En un campamento de la parroquia una niña de trece años dio a luz a su bebé. Sucedió el primer día. Me dijeron que la niña –Angélica- se encontraba mal. Nadie sabía que estaba embarazada. Sólo lo sabía ella y su novio. Ni siquiera sus padres.

Cuando empezó a manchar con sangre ya no pudo ocultar más su embarazo. Alarmado, llamé a un médico amigo y contándole los síntomas de la menor, me dijo que la lleváramos inmediatamente al hospital. Eran las doce de la noche y estábamos en Candeleda (Ávila).

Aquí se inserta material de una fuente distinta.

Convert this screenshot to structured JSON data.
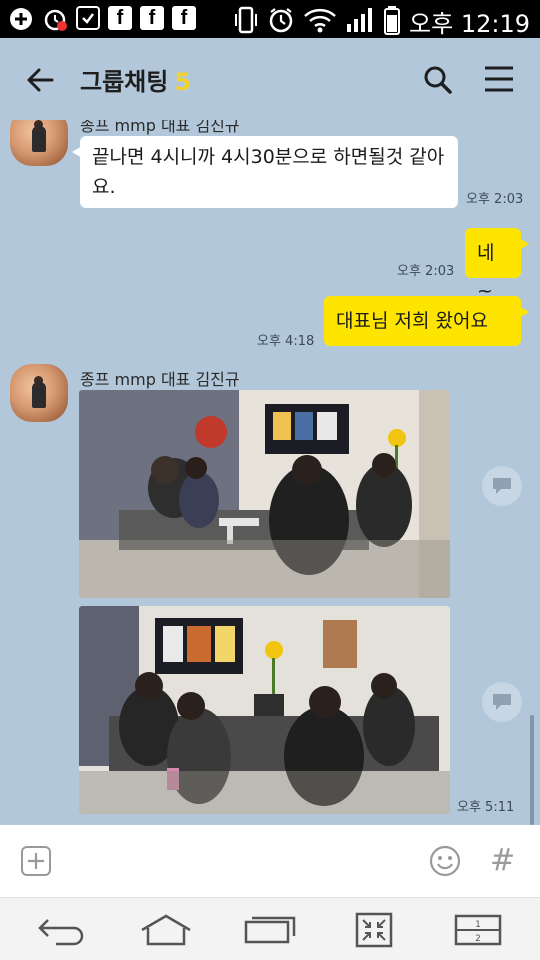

Fuimos a toda pastilla en coche hasta Talavera de la Reina, a setenta kilómetros, pensando que sería un aborto, ya que ella afirmaba que estaba embarazada de cuatro meses. La ingresamos en urgencias de ginecología.

Al cabo de un rato salió el médico: “esta niña está de siete meses y va a dar a la luz enseguida”. Por poco me toca atender al parto en mi propio coche. Me llevé un buen susto, porque el médico le había preguntado con quién había venido, y le respondió que con “el padre”, que es como me suelen llamar en la parroquia. Al salir, y verme vestido de sacerdote, me preguntó si yo era el “el padre”, yo dije que sí, pero en seguida me di cuenta del error que se estaba produciendo: yo era el sacerdote, no el padre del bebé. Al final aclaramos el malentendido.

Tuve que llamar a su madre de urgencia. Le dije que viniera inmediatamente a ver a su hija, que se encontraba “un poco mal”. Le pagué el taxi, ya que eran gente muy pobre. Al llegar –dos de la madrugada- le dije la verdad: “tu hija está embarazada”. “Es imposible –me respondió- siempre la he educado bien”. “Pues ven a verla, -respondí- que va a dar a luz.” Casi se desmaya. La acompañé y llegó justo a tiempo para el parto. El niño nació sano y bien.

Después de esta imponente experiencia, decidimos dedicarnos a fondo a la atención de las madres jóvenes para que no se encuentren abandonadas y así surgió el grupo Ángel para las embarazadas. Actualmente participan del grupo más de ochenta chicas. Todas bajo el cuidado de la Iglesia.